FAQ

Questions parents often ask about MathsBoost

How is MathsBoost different from worksheets?

Worksheets give volume. MathsBoost gives a short feedback loop: a student answers a small set, sees feedback, reviews mistakes and can ask for step-by-step help when they are stuck.

Why not just use school homework?

School homework still matters. MathsBoost is for the small gaps between homework tasks: extra fractions practice, a quick algebra review, or a mistake book set after a missed question.

Why not Mathletics or Khan Academy?

Those tools can be useful. MathsBoost is intentionally lighter: five-question sets, Australian year levels and strands, parent progress snapshots, mistake review and AI explanations in one focused routine.

Will this help my child if they are behind?

Yes, when it is used as a steady habit. Start with core or standard questions, keep sets short and review mistakes. The aim is less overwhelm and more repeated success.
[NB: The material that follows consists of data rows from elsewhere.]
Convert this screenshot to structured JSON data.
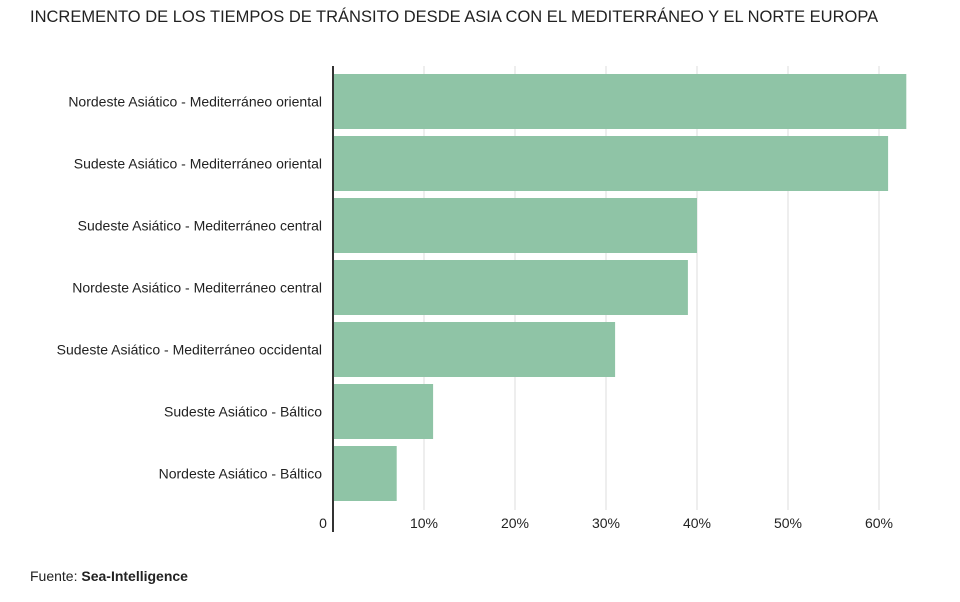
{
  "title": "INCREMENTO DE LOS TIEMPOS DE TRÁNSITO DESDE ASIA CON EL MEDITERRÁNEO Y EL NORTE EUROPA",
  "source": {
    "prefix": "Fuente:",
    "name": "Sea-Intelligence"
  },
  "chart_data": {
    "type": "bar",
    "orientation": "horizontal",
    "title": "INCREMENTO DE LOS TIEMPOS DE TRÁNSITO DESDE ASIA CON EL MEDITERRÁNEO Y EL NORTE EUROPA",
    "xlabel": "",
    "ylabel": "",
    "categories": [
      "Nordeste Asiático - Mediterráneo oriental",
      "Sudeste Asiático - Mediterráneo oriental",
      "Sudeste Asiático - Mediterráneo central",
      "Nordeste Asiático - Mediterráneo central",
      "Sudeste Asiático - Mediterráneo occidental",
      "Sudeste Asiático - Báltico",
      "Nordeste Asiático - Báltico"
    ],
    "values": [
      63,
      61,
      40,
      39,
      31,
      11,
      7
    ],
    "xlim": [
      0,
      65
    ],
    "x_ticks": [
      0,
      10,
      20,
      30,
      40,
      50,
      60
    ],
    "x_tick_labels": [
      "0",
      "10%",
      "20%",
      "30%",
      "40%",
      "50%",
      "60%"
    ],
    "grid": true,
    "bar_color": "#8fc4a6",
    "grid_color": "#dddddd",
    "axis_color": "#333333"
  }
}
What if my child is already ahead?

Choose challenge difficulty or a focused strand. MathsBoost can stretch stronger students with multi-step questions while still keeping practice short enough to finish.

How much practice should my child do each day?

Five questions is a good default. It is long enough to show a pattern and short enough that families can repeat it without turning maths into a nightly battle.

What year levels does MathsBoost support?

MathsBoost supports Australian maths practice for Years 3 to 12, with questions grouped by year level, difficulty and strand.

Can parents choose what students practise?

Yes. Parents can choose the year level, difficulty, daily goal and mathematics strand before generating a short practice set.

What strands are covered?

The app covers Number, Algebra, Measurement, Space, Statistics and Probability, with senior focus areas including functions and differentiation.

Does MathsBoost save progress?

Yes. Sign in with a parent account and MathsBoost saves recent test results, parent report snapshots and credits in the database.

Does the timer submit answers automatically?

No. The timer gives a sound and visual reminder when time is up, but students still submit their own answer.

Is MathsBoost a replacement for school maths?

No. MathsBoost is designed as extra practice and revision alongside classroom learning, homework and teacher guidance.

Is AI safe for children?

AI help is used for explanations and parent tools, not for replacing school teaching. Parents stay in control of practice setup, and students still submit their own answers.